Claire Cock-Starkey on the Art of Factual Storytelling


  • administrators

    There are universal truths to writing that transcend genre and style

    Click here to see the full blog post


  • Plotist Team: Timeline Master

    "Content is all well and good, but how do you work around writing solely on one subject for non-fiction when you discover something interesting you want to include? Claire keeps an amazing collection of interesting titbits to use in her books, though some end up as mere footnotes instead. For her book Penguins, Pineapples and Pangolins, where she writes about European explorers’ first encounters with food, animals, and people, she added a footnote about bamboo: “*Bamboos are traditional classed as male or female; the female variety is hollow and the male has a near solid core.”

    I think this is definitely something that fiction writers should be doing more. Much of the fiction that I come to really love, or that really stands out, includes these kinds of "titbits" - I remember loving Ruth Ozeki's 'Tale of the Time Being' for having these really beautiful passages that were basically 'tidbits' not relating to the overarching plot, like discussing ocean gyres and their measurements (makes me want to go back and find this passage!) And a new author I love, Sarah Moss, drops these kinds of beautiful facts too. I do think it's worth carrying around a little notebook or something for these kinds of things... it might not fit into the story you're currently writing but not to say that it can't be gently dropped into a future one!

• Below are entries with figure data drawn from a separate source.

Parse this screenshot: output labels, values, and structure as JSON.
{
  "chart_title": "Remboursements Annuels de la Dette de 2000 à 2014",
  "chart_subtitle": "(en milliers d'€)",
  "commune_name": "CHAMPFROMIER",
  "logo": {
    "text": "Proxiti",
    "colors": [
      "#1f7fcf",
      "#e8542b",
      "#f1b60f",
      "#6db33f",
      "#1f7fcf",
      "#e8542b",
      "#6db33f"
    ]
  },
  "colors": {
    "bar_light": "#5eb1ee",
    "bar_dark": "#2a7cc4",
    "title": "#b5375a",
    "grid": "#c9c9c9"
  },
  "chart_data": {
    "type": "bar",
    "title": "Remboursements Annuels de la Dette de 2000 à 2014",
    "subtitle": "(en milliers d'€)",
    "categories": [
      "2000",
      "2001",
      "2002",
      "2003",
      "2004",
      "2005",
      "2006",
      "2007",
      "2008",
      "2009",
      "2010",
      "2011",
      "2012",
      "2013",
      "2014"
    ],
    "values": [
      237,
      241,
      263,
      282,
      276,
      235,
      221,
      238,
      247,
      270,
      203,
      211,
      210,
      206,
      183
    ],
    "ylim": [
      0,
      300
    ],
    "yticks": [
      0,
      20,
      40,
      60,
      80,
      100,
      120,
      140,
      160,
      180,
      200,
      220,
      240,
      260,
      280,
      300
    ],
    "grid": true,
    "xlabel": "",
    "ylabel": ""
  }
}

  • @Sian I'm still on like Chapter 3, but I know in Mr Norrel and Jonathon Strange, Susanna Clarke uses footnotes to elaborate on things in-world. I started thinking that it would be kind of fun to use footnotes in the future to elaborate on something in-world (though, of course, that means knowing every detail, and I'm too much of a panster in my worlds).


  • Plotist Team: Community Storyteller

    @Sian - For me, it's the little tidbits about fantasy worlds as well. I mean I may have no idea what a grinberry is, but if a character tosses out a statement about it (almost like a footnote) the world feels that much more real to me.